- Date: 22–28 January
- Edition: 12th
- Surface: Hard
- Location: Rennes, France

Champions

Singles
- Vasek Pospisil

Doubles
- Sander Gillé / Joran Vliegen
| Open de Rennes |

= 2018 Open de Rennes =

The 2018 Open de Rennes was a professional tennis tournament played on hard courts. It was the twelfth edition of the tournament and part of the 2018 ATP Challenger Tour, and it took place in Rennes, France between 22 and 28 January 2018.
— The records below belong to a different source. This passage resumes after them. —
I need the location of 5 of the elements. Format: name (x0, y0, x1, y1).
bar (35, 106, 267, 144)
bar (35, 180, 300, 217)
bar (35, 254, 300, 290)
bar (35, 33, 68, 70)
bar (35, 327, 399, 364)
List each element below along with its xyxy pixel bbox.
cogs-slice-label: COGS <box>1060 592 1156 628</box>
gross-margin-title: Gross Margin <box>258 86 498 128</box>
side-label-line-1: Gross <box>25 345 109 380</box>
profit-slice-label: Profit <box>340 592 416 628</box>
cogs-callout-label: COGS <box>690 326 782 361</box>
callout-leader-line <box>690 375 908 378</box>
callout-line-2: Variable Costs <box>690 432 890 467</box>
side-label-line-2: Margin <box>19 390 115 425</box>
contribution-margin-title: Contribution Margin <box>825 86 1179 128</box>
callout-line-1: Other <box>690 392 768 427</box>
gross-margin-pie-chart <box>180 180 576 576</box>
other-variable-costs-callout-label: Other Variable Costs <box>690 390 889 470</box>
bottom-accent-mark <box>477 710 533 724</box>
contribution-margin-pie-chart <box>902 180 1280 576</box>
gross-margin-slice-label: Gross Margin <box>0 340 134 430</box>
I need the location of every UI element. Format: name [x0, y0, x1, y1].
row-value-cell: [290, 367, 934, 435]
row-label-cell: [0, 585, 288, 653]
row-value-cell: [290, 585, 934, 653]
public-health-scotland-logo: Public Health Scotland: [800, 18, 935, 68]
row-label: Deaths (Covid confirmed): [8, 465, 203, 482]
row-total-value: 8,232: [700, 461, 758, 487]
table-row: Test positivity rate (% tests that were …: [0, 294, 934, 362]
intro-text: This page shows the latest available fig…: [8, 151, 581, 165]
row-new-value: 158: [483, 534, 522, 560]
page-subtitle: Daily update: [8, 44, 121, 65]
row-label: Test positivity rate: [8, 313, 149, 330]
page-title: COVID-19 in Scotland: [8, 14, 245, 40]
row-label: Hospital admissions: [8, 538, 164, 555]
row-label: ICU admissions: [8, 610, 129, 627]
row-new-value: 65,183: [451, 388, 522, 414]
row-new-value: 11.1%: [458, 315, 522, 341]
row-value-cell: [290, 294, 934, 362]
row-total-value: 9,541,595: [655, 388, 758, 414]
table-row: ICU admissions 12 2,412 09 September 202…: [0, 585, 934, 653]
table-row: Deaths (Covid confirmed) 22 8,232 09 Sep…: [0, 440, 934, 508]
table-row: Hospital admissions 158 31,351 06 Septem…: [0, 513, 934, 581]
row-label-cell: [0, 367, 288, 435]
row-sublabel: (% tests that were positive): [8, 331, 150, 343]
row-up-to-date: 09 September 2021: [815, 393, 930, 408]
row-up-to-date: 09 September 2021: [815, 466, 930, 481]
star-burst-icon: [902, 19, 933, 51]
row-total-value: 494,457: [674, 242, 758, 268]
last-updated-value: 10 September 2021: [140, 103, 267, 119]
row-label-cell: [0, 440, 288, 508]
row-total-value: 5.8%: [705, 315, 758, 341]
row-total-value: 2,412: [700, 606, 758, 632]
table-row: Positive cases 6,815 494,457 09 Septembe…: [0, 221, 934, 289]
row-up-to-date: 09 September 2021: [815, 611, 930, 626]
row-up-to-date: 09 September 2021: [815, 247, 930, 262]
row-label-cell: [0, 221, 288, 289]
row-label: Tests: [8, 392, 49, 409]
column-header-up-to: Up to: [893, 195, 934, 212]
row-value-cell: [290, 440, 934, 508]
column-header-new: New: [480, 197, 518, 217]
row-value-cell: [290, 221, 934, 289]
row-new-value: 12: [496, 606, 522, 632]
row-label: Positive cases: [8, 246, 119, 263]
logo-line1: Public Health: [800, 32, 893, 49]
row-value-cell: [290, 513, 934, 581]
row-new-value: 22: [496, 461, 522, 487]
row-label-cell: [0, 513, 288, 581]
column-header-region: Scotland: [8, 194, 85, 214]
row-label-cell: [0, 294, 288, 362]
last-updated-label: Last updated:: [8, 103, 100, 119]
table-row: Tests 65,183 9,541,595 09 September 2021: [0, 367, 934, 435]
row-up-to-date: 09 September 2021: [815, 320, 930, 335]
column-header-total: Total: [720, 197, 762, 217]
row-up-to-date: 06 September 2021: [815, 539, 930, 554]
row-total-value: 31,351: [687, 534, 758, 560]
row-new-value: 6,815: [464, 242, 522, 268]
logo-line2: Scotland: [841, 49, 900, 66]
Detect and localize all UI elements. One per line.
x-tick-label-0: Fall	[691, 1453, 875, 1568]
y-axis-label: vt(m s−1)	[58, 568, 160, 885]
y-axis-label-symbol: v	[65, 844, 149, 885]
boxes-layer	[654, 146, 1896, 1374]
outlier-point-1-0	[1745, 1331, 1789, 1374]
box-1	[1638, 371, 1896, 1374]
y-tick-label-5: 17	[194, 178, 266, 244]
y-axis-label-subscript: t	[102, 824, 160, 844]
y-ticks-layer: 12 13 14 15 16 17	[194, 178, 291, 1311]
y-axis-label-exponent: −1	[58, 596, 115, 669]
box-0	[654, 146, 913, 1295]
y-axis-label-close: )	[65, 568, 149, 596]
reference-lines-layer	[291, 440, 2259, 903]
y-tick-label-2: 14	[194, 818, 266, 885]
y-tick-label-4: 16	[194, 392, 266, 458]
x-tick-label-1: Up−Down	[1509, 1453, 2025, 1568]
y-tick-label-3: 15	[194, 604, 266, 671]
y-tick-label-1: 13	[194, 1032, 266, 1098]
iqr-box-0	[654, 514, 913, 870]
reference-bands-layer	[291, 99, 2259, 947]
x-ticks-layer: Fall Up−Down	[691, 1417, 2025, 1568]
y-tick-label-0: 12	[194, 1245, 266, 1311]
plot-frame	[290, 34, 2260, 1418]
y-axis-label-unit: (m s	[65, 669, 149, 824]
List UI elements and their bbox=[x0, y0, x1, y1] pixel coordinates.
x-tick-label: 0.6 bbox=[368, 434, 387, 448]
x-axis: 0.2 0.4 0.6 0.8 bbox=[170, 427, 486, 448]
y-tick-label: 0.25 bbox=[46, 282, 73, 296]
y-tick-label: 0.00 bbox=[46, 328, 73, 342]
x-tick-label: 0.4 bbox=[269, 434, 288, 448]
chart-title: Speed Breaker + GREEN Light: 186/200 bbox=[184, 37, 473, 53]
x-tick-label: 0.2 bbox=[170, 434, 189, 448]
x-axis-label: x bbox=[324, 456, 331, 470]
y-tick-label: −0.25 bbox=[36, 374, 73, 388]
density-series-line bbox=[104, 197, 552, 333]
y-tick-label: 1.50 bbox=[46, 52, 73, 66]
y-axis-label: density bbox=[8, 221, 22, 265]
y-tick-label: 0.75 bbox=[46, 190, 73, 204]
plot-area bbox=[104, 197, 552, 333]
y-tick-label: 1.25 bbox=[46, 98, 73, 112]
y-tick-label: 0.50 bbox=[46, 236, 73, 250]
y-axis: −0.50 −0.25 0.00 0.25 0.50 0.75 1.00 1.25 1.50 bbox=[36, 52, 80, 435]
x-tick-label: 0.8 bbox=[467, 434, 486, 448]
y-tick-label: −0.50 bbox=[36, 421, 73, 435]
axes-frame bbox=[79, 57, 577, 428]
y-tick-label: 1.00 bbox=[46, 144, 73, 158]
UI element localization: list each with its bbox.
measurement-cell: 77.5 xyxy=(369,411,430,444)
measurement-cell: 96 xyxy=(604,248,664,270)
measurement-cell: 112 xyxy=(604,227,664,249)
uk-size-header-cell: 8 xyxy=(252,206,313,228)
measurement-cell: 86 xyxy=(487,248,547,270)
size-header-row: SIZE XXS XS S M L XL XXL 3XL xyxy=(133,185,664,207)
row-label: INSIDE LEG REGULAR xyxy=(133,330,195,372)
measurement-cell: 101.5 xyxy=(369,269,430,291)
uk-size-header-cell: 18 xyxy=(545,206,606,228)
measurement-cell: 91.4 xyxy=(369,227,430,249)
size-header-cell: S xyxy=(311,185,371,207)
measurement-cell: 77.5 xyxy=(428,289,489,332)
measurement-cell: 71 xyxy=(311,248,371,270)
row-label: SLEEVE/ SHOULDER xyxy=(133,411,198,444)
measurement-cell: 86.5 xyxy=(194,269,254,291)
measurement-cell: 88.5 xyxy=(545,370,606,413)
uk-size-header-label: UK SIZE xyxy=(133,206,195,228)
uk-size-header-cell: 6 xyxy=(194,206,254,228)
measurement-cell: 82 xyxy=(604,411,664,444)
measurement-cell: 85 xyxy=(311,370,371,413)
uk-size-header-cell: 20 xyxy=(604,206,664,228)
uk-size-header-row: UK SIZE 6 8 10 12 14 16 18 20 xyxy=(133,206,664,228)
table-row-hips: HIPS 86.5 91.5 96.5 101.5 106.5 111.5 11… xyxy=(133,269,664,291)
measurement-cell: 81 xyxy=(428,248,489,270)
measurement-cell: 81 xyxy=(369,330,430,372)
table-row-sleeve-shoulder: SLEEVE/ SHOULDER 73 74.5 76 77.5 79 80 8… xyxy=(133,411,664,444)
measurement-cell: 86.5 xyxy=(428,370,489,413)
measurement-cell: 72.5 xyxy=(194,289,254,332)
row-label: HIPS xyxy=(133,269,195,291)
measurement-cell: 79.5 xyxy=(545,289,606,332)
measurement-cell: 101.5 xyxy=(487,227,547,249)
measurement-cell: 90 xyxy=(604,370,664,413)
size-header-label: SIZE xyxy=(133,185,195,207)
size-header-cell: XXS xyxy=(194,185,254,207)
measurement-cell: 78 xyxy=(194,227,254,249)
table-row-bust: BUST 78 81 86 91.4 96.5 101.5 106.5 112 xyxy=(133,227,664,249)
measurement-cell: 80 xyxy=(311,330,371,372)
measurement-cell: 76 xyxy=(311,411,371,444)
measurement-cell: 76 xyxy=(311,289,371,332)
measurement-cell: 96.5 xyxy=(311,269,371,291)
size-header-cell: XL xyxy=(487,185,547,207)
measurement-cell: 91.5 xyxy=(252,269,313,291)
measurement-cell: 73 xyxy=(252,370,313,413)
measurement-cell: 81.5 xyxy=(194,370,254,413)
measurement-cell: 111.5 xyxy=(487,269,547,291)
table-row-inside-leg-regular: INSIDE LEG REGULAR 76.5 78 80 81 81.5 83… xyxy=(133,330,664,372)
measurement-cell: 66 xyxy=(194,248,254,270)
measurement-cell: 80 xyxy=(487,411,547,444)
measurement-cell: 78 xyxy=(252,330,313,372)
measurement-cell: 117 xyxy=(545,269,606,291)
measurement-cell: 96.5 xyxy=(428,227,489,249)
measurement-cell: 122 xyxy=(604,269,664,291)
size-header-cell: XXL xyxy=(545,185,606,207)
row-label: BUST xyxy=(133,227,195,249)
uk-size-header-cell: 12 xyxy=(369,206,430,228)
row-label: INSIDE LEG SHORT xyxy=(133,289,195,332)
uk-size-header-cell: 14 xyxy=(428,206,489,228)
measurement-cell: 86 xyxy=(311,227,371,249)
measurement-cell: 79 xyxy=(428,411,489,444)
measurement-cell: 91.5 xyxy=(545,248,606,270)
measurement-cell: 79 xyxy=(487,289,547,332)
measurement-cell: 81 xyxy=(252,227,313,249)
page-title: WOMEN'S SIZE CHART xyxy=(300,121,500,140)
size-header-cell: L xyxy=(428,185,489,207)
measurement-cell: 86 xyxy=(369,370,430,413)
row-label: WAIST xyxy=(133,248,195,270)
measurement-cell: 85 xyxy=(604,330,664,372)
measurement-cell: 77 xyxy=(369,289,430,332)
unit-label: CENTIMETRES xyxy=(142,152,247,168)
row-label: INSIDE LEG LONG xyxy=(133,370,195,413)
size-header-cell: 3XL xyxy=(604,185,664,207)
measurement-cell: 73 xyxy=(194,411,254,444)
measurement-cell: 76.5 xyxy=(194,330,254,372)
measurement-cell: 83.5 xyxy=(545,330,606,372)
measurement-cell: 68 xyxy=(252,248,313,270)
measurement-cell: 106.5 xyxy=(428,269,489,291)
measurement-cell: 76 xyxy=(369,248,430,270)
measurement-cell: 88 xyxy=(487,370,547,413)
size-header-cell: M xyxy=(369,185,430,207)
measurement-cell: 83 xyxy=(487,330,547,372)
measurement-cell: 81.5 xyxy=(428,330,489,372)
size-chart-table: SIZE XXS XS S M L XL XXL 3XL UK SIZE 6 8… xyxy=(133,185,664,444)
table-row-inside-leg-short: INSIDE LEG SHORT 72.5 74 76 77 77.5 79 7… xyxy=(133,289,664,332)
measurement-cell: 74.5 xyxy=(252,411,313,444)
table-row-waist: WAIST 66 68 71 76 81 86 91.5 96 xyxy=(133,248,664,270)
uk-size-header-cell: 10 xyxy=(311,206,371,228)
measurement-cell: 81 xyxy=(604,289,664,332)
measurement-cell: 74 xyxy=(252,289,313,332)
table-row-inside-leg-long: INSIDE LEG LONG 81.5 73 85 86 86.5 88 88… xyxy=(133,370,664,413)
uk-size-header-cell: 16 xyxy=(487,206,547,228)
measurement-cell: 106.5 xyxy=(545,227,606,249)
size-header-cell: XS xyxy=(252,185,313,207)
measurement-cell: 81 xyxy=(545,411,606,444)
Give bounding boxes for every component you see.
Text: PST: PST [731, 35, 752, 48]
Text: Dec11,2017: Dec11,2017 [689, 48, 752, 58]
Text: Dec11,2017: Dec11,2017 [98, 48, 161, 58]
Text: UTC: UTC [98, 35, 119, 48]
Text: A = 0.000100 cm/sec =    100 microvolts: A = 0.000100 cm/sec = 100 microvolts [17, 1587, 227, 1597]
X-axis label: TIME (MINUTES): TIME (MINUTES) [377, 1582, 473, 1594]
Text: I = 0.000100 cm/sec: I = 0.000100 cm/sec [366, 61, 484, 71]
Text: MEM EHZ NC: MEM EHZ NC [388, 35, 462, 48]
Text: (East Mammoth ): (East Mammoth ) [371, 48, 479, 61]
==Singles main-draw entrants==
===Seeds===

| Country | Player | Rank^{1} | Seed |
|---|---|---|---|
| RUS | Mikhail Youzhny | 90 | 1 |
| CAN | Vasek Pospisil | 105 | 2 |
| POR | Gastão Elias | 113 | 3 |
| UKR | Sergiy Stakhovsky | 120 | 4 |
| GER | Dustin Brown | 129 | 5 |
| FRA | Quentin Halys | 134 | 6 |
| LTU | Ričardas Berankis | 136 | 7 |
| SVK | Norbert Gombos | 137 | 8 |

- ^{1} Rankings are as of 15 January 2018.

===Other entrants===
The following players received wildcards into the singles main draw:
- FRA Manuel Guinard
- LAT Ernests Gulbis
- FRA Ugo Humbert
- FRA Maxime Janvier

The following player received entry into the singles main draw as a special exempt:
- GER Mats Moraing

The following player received entry into the singles main draw as an alternate:
- LTU Ričardas Berankis

The following players received entry from the qualifying draw:
- FRA Antoine Hoang
- FRA Tristan Lamasine
- JPN Yasutaka Uchiyama
- SWE Mikael Ymer

==Champions==
===Singles===

- CAN Vasek Pospisil def. LTU Ričardas Berankis 6–1, 6–2.

===Doubles===

- BEL Sander Gillé / BEL Joran Vliegen def. NED Sander Arends / CRO Antonio Šančić 6–3, 6–7^{(1–7)}, [10–7].